- Genre: Paranormal, reality television
- Starring: Kesha
- Country of origin: United States
- Original language: English
- No. of seasons: 1
- No. of episodes: 6

Production
- Executive producers: Kesha Sebert; Dan Newmark; Ben Newmark; Jack Rovner; Lagan Sebert; Elaine White; French Horwitz;
- Running time: 60 minutes
- Production companies: Grandma's House Entertainment; Magic Seed Productions;

Original release
- Network: Discovery+
- Release: July 8 – August 5, 2022

= Conjuring Kesha =

Conjuring Kesha is an American paranormal reality television series about singer-songwriter Kesha and her experiences exploring mysterious paranormal hotspots.

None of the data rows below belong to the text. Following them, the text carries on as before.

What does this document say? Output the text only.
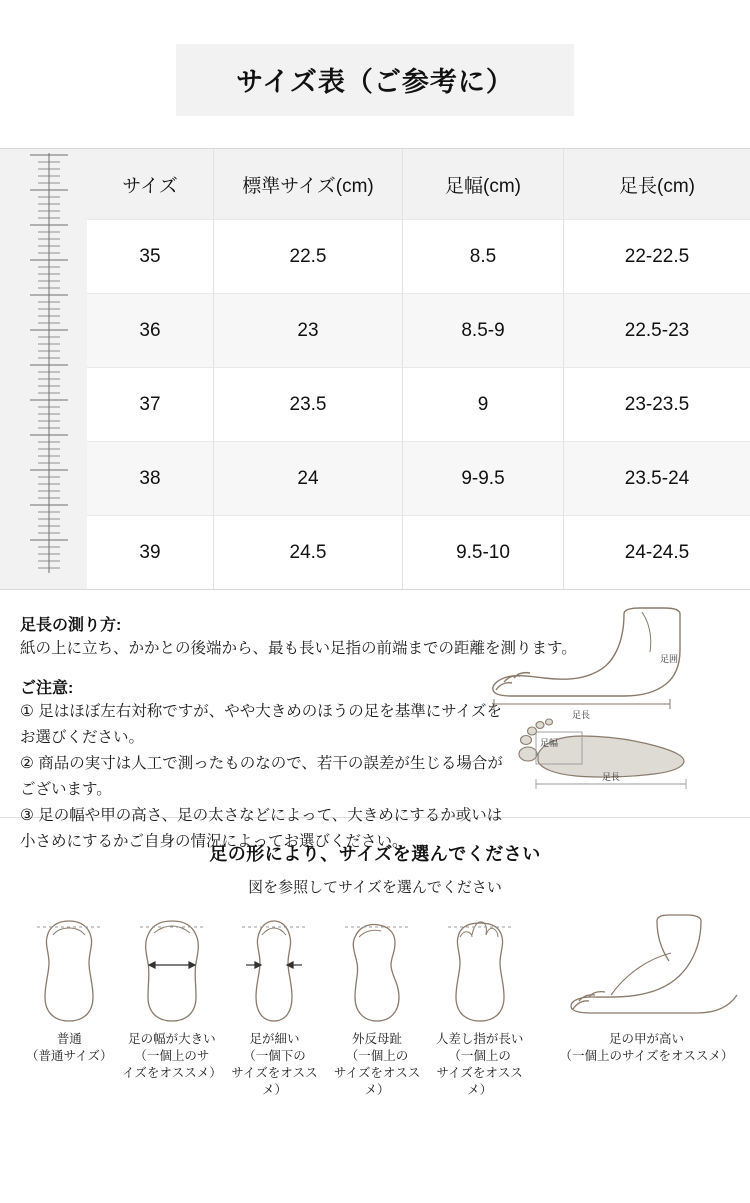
サイズ表（ご参考に）
サイズ	標準サイズ(cm)	足幅(cm)	足長(cm)
35	22.5	8.5	22-22.5
36	23	8.5-9	22.5-23
37	23.5	9	23-23.5
38	24	9-9.5	23.5-24
39	24.5	9.5-10	24-24.5
足長の測り方:

紙の上に立ち、かかとの後端から、最も長い足指の前端までの距離を測ります。

ご注意:

① 足はほぼ左右対称ですが、やや大きめのほうの足を基準にサイズを

お選びください。

② 商品の実寸は人工で測ったものなので、若干の誤差が生じる場合が

ございます。

③ 足の幅や甲の高さ、足の太さなどによって、大きめにするか或いは

小さめにするかご自身の情況によってお選びください。

足囲
足長
足幅
足長
足の形により、サイズを選んでください
図を参照してサイズを選んでください
普通
（普通サイズ）
足の幅が大きい
（一個上のサ
イズをオススメ）
足が細い
（一個下の
サイズをオススメ）
外反母趾
（一個上の
サイズをオススメ）
人差し指が長い
（一個上の
サイズをオススメ）
足の甲が高い
（一個上のサイズをオススメ）
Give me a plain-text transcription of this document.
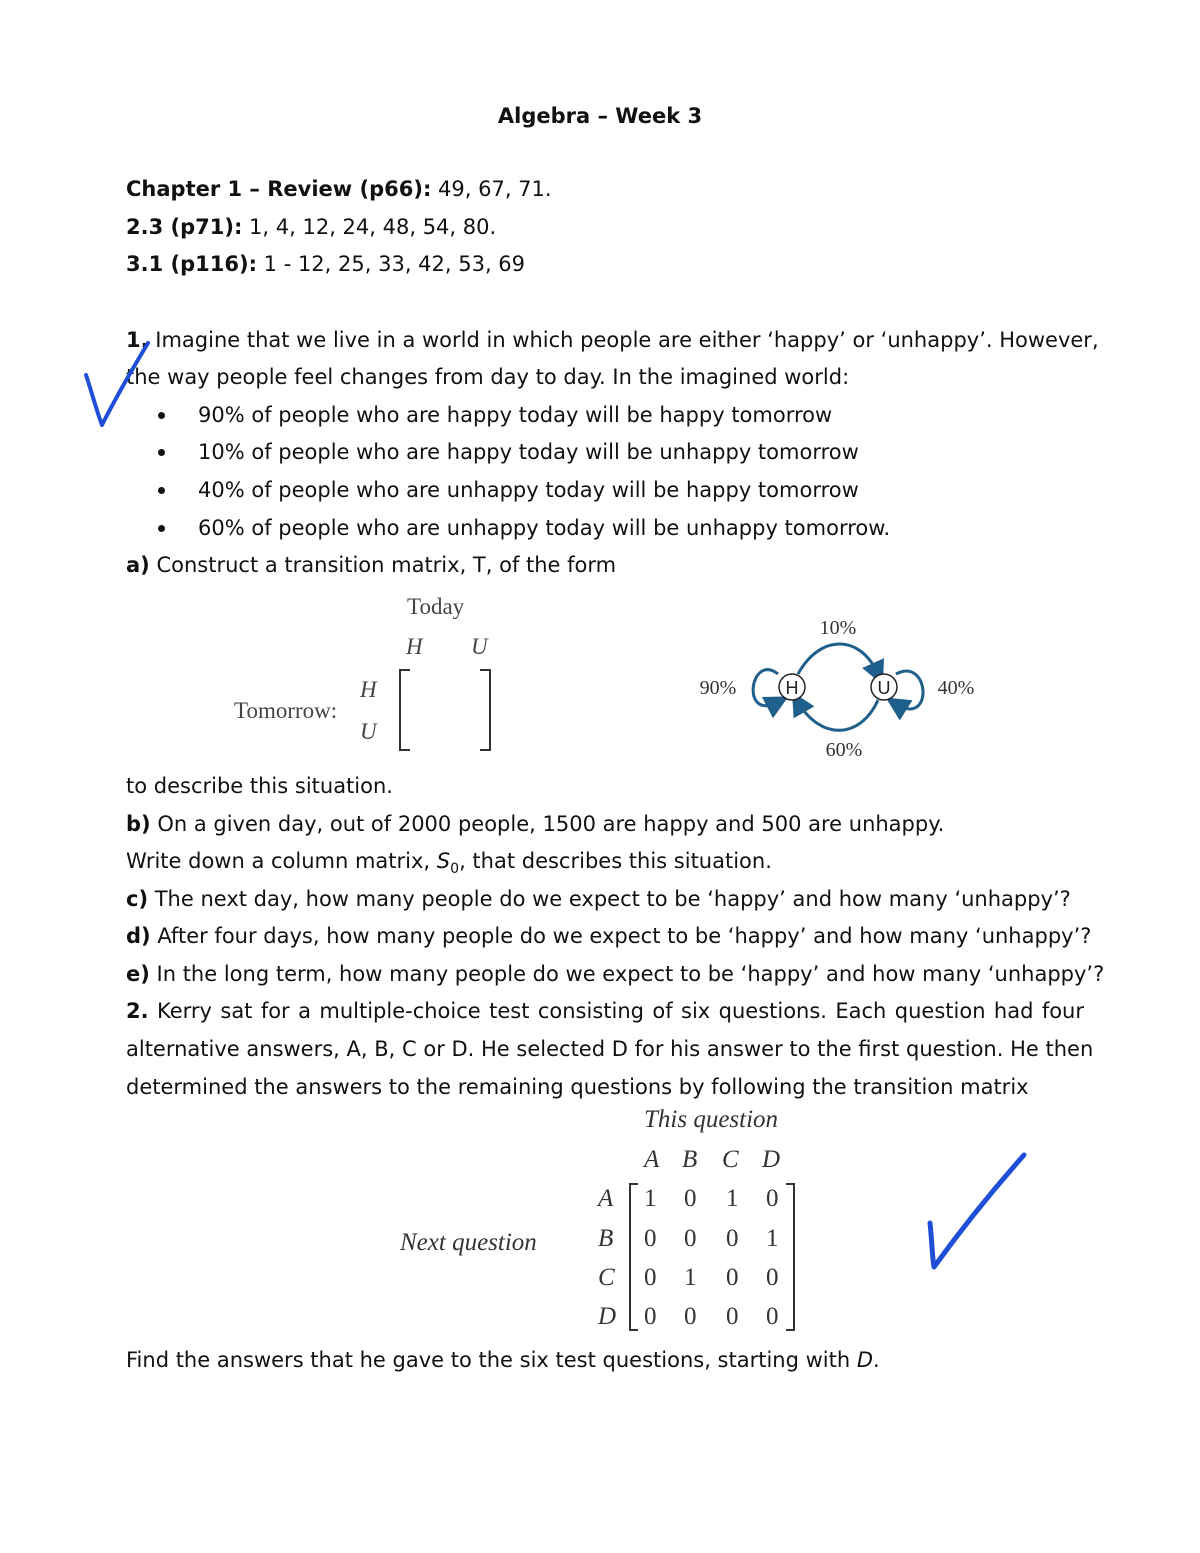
Algebra – Week 3
Chapter 1 – Review (p66): 49, 67, 71.
2.3 (p71): 1, 4, 12, 24, 48, 54, 80.
3.1 (p116): 1 - 12, 25, 33, 42, 53, 69
1. Imagine that we live in a world in which people are either ‘happy’ or ‘unhappy’. However,
the way people feel changes from day to day. In the imagined world:
90% of people who are happy today will be happy tomorrow
10% of people who are happy today will be unhappy tomorrow
40% of people who are unhappy today will be happy tomorrow
60% of people who are unhappy today will be unhappy tomorrow.
a) Construct a transition matrix, T, of the form
Today
H U
Tomorrow:
H
U
H	U
10%
60%
90%	40%
to describe this situation.
b) On a given day, out of 2000 people, 1500 are happy and 500 are unhappy.
Write down a column matrix, $S_0$, that describes this situation.
c) The next day, how many people do we expect to be ‘happy’ and how many ‘unhappy’?
d) After four days, how many people do we expect to be ‘happy’ and how many ‘unhappy’?
e) In the long term, how many people do we expect to be ‘happy’ and how many ‘unhappy’?
2. Kerry sat for a multiple-choice test consisting of six questions. Each question had four
alternative answers, A, B, C or D. He selected D for his answer to the first question. He then
determined the answers to the remaining questions by following the transition matrix
This question
A B C D
Next question
A
B
C
D
1 0 1 0
0 0 0 1
0 1 0 0
0 0 0 0
Find the answers that he gave to the six test questions, starting with D.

It aired on Discovery+ from July 8, 2022 to August 5, 2022. The show is an extension of Kesha's podcast Kesha and the Creepies.

==Premise==
The show features Kesha and her adventures going ghost-hunting and exploring paranormal hotspots. In each episode, she invites other celebrities such as actress and comedian Whitney Cummings, rapper Big Freedia, and singer Betty Who.

==Cast==

===Main cast===
- Kesha Sebert

===Guests===

- Whitney Cummings
- Betty Who
- GaTa
- JoJo Fletcher
- Karen Elson
- Big Freedia

==Episodes==
===Series overview===

| Season | Episodes |  | Originally released |  |
| First released | Last released |
| 1 | 6 |  | July 8, 2022 | August 5, 2022 |

===Season 1 (2022)===

| No. overall | No. in season | Title | Original release date |
| 1 | 1 | "Not Today, Satan" | July 8, 2022 |
Kesha is pushed to her limit when she and comedian Whitney Cummings make contact with demonic force at a maximum-security penitentiary in Tennessee.
| 2 | 2 | "Songs For The Dead" | July 8, 2022 |
Kesha and Betty Who unravel the mysteries of Antoinette Hall, one of America's oldest and most haunted opera houses. The deeper they delve into the dark secrets beneath the old stage, the more aggressive the spirits become with Kesha and her crew.
| 3 | 3 | "A Terrifying True" | July 15, 2022 |
Kesha and GaTa check in for a night of terror at the Westerfeld House. Is master illusionist Harry Houdini responsible for the electrifying paranormal activity? Or is it the satanic rituals and an unsolved murder? They must listen to uncover the truth.
| 4 | 4 | "Into Bigfoot's Lair" | July 22, 2022 |
Kesha takes JoJo Fletcher to Mount Shasta, a supernatural vortex with the most missing person cases of any national park in the US. They enlist Bigfoot expert Ronny LeBlanc to lead them through the dark abyss in hopes of spotting the mythical beast.
| 5 | 5 | "Kesha Faces Immortality" | July 29, 2022 |
Kesha is joined by model Karen Elson as they peel back the curtain on infamous secret society Odd Fellows.
| 6 | 6 | "Descent Into Madness" | August 5, 2022 |
Kesha and rapper Big Freedia face their worst fears at Trans-Allegheny Lunatic Asylum. The building comes to life overnight, spurring violent activity and revealing disturbing truths. Psychic Chip Coffey joins them in hopes of setting the spirits free.

==Reception==
Conjuring Kesha received positive reviews from critics. Stuart Heritage of The Guardian and Kelly McClure of Salon gave it positive reviews, stating how fun and bizarre the show is. Coleman Spilde of The Daily Beast called the show "charming in its silliness" and "the most fun I’ve had with television all year".